Kegan where are the pics you told me you had.... 

O buy the way man I sent out your new Compound to day.. Thanks for your order man.....

u can pay me when you get it................................................................................LOL


----------



## kegan (Aug 28, 2006)

cody roiter said:


> Kegan where are the pics you told me you had....
> 
> O buy the way man I sent out your new Compound to day.. Thanks for your order man.....
> 
> u can pay me when you get it................................................................................LOL


What pics? New COmpound? I think I'm missing something?


----------



## gunner77 (Jan 24, 2009)

i think it's harder to shoot trad all your life and then shoot a compound versus shooting a compound all your life and then shooting a selfbow.


----------



## kegan (Aug 28, 2006)

gunner77 said:


> i think it's harder to shoot trad all your life and then shoot a compound versus shooting a compound all your life and then shooting a selfbow.

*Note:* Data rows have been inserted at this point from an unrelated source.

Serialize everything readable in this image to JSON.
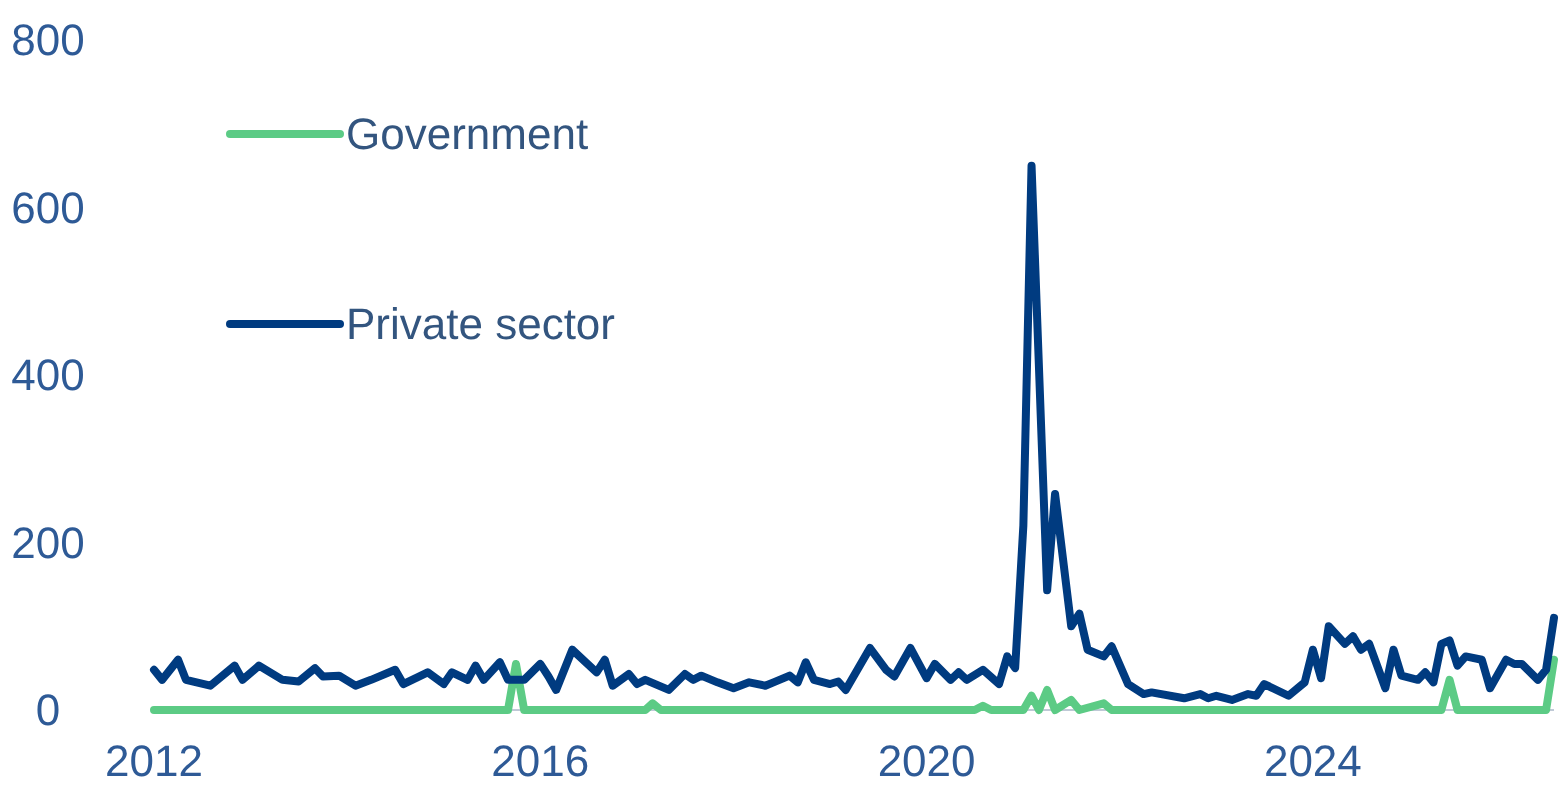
{
  "chart_data": {
    "type": "line",
    "xlim": [
      "2012-01",
      "2026-07"
    ],
    "xticks": [
      {
        "value": "2012-01",
        "label": "2012"
      },
      {
        "value": "2016-01",
        "label": "2016"
      },
      {
        "value": "2020-01",
        "label": "2020"
      },
      {
        "value": "2024-01",
        "label": "2024"
      }
    ],
    "ylim": [
      0,
      800
    ],
    "yticks": [
      0,
      200,
      400,
      600,
      800
    ],
    "grid": false,
    "legend": "top left",
    "line_style": "solid",
    "marker": "none",
    "series": [
      {
        "name": "Government",
        "color": "#5ccb85",
        "x": [
          "2012-01",
          "2015-09",
          "2015-10",
          "2015-11",
          "2017-02",
          "2017-03",
          "2017-04",
          "2020-07",
          "2020-08",
          "2020-09",
          "2021-01",
          "2021-02",
          "2021-03",
          "2021-04",
          "2021-05",
          "2021-07",
          "2021-08",
          "2021-11",
          "2021-12",
          "2025-05",
          "2025-06",
          "2025-07",
          "2026-06",
          "2026-07"
        ],
        "values": [
          0,
          0,
          55,
          0,
          0,
          8,
          0,
          0,
          5,
          0,
          0,
          17,
          0,
          24,
          0,
          12,
          0,
          8,
          0,
          0,
          36,
          0,
          0,
          60
        ]
      },
      {
        "name": "Private sector",
        "color": "#003b80",
        "x": [
          "2012-01",
          "2012-02",
          "2012-04",
          "2012-05",
          "2012-08",
          "2012-11",
          "2012-12",
          "2013-02",
          "2013-05",
          "2013-07",
          "2013-09",
          "2013-10",
          "2013-12",
          "2014-02",
          "2014-04",
          "2014-07",
          "2014-08",
          "2014-11",
          "2015-01",
          "2015-02",
          "2015-04",
          "2015-05",
          "2015-06",
          "2015-08",
          "2015-09",
          "2015-11",
          "2016-01",
          "2016-02",
          "2016-03",
          "2016-05",
          "2016-08",
          "2016-09",
          "2016-10",
          "2016-12",
          "2017-01",
          "2017-02",
          "2017-05",
          "2017-07",
          "2017-08",
          "2017-09",
          "2017-11",
          "2018-01",
          "2018-03",
          "2018-05",
          "2018-06",
          "2018-08",
          "2018-09",
          "2018-10",
          "2018-11",
          "2019-01",
          "2019-02",
          "2019-03",
          "2019-06",
          "2019-08",
          "2019-09",
          "2019-11",
          "2020-01",
          "2020-02",
          "2020-04",
          "2020-05",
          "2020-06",
          "2020-08",
          "2020-10",
          "2020-11",
          "2020-12",
          "2021-01",
          "2021-02",
          "2021-04",
          "2021-05",
          "2021-07",
          "2021-08",
          "2021-09",
          "2021-11",
          "2021-12",
          "2022-02",
          "2022-04",
          "2022-05",
          "2022-09",
          "2022-11",
          "2022-12",
          "2023-01",
          "2023-03",
          "2023-05",
          "2023-06",
          "2023-07",
          "2023-10",
          "2023-12",
          "2024-01",
          "2024-02",
          "2024-03",
          "2024-05",
          "2024-06",
          "2024-07",
          "2024-08",
          "2024-10",
          "2024-11",
          "2024-12",
          "2025-02",
          "2025-03",
          "2025-04",
          "2025-05",
          "2025-06",
          "2025-07",
          "2025-08",
          "2025-10",
          "2025-11",
          "2026-01",
          "2026-02",
          "2026-03",
          "2026-05",
          "2026-06",
          "2026-07"
        ],
        "values": [
          48,
          36,
          60,
          36,
          29,
          53,
          36,
          53,
          36,
          34,
          50,
          40,
          41,
          29,
          36,
          48,
          31,
          45,
          31,
          45,
          36,
          53,
          36,
          57,
          36,
          36,
          55,
          40,
          24,
          72,
          45,
          60,
          29,
          43,
          31,
          36,
          24,
          43,
          36,
          41,
          33,
          26,
          33,
          29,
          33,
          41,
          33,
          57,
          36,
          31,
          34,
          24,
          74,
          48,
          40,
          74,
          38,
          55,
          36,
          45,
          36,
          48,
          31,
          64,
          50,
          220,
          650,
          143,
          258,
          100,
          115,
          72,
          64,
          76,
          31,
          19,
          21,
          14,
          19,
          14,
          17,
          12,
          19,
          17,
          31,
          17,
          33,
          72,
          38,
          100,
          79,
          88,
          72,
          79,
          26,
          72,
          41,
          36,
          45,
          33,
          79,
          83,
          53,
          64,
          60,
          26,
          60,
          55,
          55,
          36,
          48,
          110
        ]
      }
    ]
  }
}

I think so. The fluidity from shooting well with trad stuff, as well as the freedom and mobilty isn't carried over to compounds well. However, you can still try to shoot trad bows in a straight up, mechanical manner.


----------



## JPNorth (Jun 7, 2009)

I shot a compound for 2 years and then bought a recurve. I couldnt move my head to the left for 2 days afterward my first day of shooting, completely different set of muscles for each.


----------



## kegan (Aug 28, 2006)

Sounds like you are way over-bowed there


----------